Tom Maguire, worried lest I should tear my hair out in frustration, links to an analysis of the Espionage Act question by the Baseball Crank, who knows more of the relevant caselaw than I do, and to another by Dale Franks. All three would desperately like to believe that Karl Rove won’t go to jail — just as I desperately hope that he will — but that doesn’t make what they say wrong.
Both the Crank and Franks more or less conclude that, on its face, the Espionage Act applies to Rove’s reported conduct.
The Crank points out that proving some if its elements in open court might compound the damage to national security, and that the risk of damage might deter prosecution. In other words, Rove and his co-defendants might be able to practice “graymail.” That’s a fair point, but my understanding is that the Reagan-era anti-graymail laws work pretty effectively.
The Crank also raises an excellent point that I should have mentioned: since the IIPA covers some of the same territory already covered by the Espionage Act, do the IIPA provisions in effect narrow what would otherwise be the scope of the EA?
He’s surely right that my broad reading of the EA would make the IIPA almost, or perhaps entirely, redundant: virtually no case could be brought under IIPA that couldn’t equally well be brought under EA. (“Why, then, would Congress have passed it?” I hear you ask. “Because,” I reply, “Congressfolk wanted a chance to vote against Counterspy, but the civil liberties lobby was strong enough back then to insist that the new law be strictly limited in scope.”)
But the courts are reluctant to find that one law repeals another unless the law says as much, and IIPA nowhere refers to EA.
The Crank reads the caselaw as tightening the scienter requirement of the statute in a way that would allow Rove to claim that he didn’t know Plame’s identity as a CIA officer was classified, or that, if it was, he didn’t have reason to believe that disclosure could be used to damage the country. Again, maybe that’s right, but the law uses the term “willful” only with regard to the communication itself, not to the belief that it might be damaging. And, as the Crank notes, the case he relies on preceded a Congressional amendment greatly weakening the scienter requirement from “reason to believe the information is to be used” to “reason to believe the information could be used.” The Crank doesn’t consider the question whether classification in itself constitutes “reason to believe” that information if released would be damaging.
The Crank and Franks argue — and I agree — that, as written, the Espionage Act is overbroad as a matter of policy, especially because it criminalizes the receipt of damaging information as well as its leakage, thus threatening reporters with prosecution.
Franks imagines that a prosecution of Rove under the Espionage Act would rally the press to his side, out of fear that the Espionage Act could become in effect an Official Secrets Act. (I would note that the reporters in question would have a very strong defense on the element of “reason to believe;” they don’t have security clearnances, and they would have no reason to suspect that information given them freely by a senior official was likely to be damaging if published.)

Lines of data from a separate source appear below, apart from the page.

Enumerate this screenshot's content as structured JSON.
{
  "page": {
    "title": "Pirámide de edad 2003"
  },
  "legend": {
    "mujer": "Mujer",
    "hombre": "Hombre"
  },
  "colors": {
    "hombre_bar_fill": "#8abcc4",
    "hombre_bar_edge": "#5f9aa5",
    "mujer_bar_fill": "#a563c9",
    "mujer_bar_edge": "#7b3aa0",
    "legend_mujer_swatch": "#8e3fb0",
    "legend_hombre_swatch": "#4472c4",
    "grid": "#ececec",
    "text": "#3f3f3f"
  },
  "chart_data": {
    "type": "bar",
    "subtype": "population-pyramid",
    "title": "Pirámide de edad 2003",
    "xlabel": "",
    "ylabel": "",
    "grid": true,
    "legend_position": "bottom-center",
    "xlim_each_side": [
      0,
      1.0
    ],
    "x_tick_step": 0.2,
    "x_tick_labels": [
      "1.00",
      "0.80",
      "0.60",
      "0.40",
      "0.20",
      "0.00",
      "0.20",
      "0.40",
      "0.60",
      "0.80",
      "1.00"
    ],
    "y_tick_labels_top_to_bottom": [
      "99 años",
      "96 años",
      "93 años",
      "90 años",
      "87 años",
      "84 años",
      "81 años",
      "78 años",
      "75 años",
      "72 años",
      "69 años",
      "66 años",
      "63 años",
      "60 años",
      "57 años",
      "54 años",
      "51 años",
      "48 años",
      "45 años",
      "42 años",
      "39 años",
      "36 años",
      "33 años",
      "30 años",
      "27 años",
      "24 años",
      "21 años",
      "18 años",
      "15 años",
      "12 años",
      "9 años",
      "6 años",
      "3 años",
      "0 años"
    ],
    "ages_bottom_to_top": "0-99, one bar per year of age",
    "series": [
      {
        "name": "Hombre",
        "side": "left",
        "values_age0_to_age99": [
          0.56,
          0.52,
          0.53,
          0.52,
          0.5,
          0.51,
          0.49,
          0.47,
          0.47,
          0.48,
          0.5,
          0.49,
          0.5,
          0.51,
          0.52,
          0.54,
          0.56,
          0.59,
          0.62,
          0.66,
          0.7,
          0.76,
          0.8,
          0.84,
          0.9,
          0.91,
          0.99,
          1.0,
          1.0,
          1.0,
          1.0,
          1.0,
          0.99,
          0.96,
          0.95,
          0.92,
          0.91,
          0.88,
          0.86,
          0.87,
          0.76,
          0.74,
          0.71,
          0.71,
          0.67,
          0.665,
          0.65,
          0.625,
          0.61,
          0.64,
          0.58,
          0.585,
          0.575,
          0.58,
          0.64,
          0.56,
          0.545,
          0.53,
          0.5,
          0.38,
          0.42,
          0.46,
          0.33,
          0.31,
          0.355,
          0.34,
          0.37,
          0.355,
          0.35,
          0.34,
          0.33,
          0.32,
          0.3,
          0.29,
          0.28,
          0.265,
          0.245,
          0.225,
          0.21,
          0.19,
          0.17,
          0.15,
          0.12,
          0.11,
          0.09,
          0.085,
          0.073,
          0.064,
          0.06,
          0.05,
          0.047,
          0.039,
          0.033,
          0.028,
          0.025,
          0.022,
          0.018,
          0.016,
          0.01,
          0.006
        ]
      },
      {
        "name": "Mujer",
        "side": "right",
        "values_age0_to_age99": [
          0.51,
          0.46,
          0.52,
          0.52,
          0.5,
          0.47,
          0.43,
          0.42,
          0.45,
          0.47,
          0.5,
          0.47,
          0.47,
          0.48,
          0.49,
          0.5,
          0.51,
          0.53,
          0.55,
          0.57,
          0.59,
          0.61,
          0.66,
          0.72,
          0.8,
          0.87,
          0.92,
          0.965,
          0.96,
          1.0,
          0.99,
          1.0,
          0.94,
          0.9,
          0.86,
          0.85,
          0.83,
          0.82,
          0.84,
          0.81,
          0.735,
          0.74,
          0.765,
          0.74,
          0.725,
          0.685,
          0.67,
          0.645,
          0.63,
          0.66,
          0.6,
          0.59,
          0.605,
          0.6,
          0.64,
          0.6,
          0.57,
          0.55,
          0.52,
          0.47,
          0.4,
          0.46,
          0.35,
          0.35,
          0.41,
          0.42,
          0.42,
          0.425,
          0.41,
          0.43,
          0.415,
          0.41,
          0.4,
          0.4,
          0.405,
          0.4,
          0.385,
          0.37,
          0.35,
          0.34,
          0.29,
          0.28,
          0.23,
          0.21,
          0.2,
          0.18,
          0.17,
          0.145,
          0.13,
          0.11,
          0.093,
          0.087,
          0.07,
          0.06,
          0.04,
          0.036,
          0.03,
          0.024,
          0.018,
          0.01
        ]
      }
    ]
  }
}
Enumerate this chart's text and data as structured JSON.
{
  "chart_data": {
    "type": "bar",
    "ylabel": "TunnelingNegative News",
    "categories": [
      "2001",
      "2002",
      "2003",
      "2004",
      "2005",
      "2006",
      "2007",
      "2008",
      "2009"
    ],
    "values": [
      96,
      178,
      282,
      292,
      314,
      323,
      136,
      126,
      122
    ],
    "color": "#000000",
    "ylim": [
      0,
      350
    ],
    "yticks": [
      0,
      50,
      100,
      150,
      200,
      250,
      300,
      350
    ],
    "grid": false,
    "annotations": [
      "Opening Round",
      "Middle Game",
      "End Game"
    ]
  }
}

Surely, if prosecutors overused the law, and in particular if they used it to prosecute reporters for publishing accurate information, they could lose the law, either to a Supreme Court decision on First Amendment or vagueness grounds or to Congressional action to cut back its overbreadth. The same is true of the false statements law (18 U.S.C. 1001), which if read literally would criminalize most lobbying, PR work, and campaign oratory.
But the Crank and Franks both write as if the damage done by the White House revelation of Plame’s identity were an open question. It is, of course, in political and blogospheric terms. But those who have actually seen the evidence evince no such doubt. Fitzgerald — a career prosecutor who was chosen for his job as U.S. Attorney by a very conswervative Republican Senator and for his role as special prosecutor by Bush’s own Deputy Attorney General — obviously thinks he’s prosecuting serious crimes. So did the people in the CIA who made the criminal referral. So does Judge Hogan. So did the appeals court judges who heard the case, and in particular Judge Tatel.
If the Espionage Act is used to punish a serious breach of security which compromised intelligence sources and methods in regard to weapons of mass destruction, and is used to prosecute officials rather than reporters, I think it highly likely that a jury and appellate judges will hold still for that, and that the non-Murdoch press will sympathize with the prosecution and not the defense.
In general, I disapprove of passing laws that put excessive reliance on prosecutorial discretion. I wouldn’t mind seeing both EA and 1001 cut back to size (or RICO, for that matter). But the courts have tolerated such laws as long as the prosecutors have in fact remained discreet about their use. And if ever a case called for Espionage Act prosecution, this is that case.
I’m grateful to Tom Maguire for his concern about my hair, for paying attention to this issue, and for inducing some of the folks on his side of Blogland to do the same. So far the GOP spin that this case is about IIPA or nothing remains dominant in the mainstream press.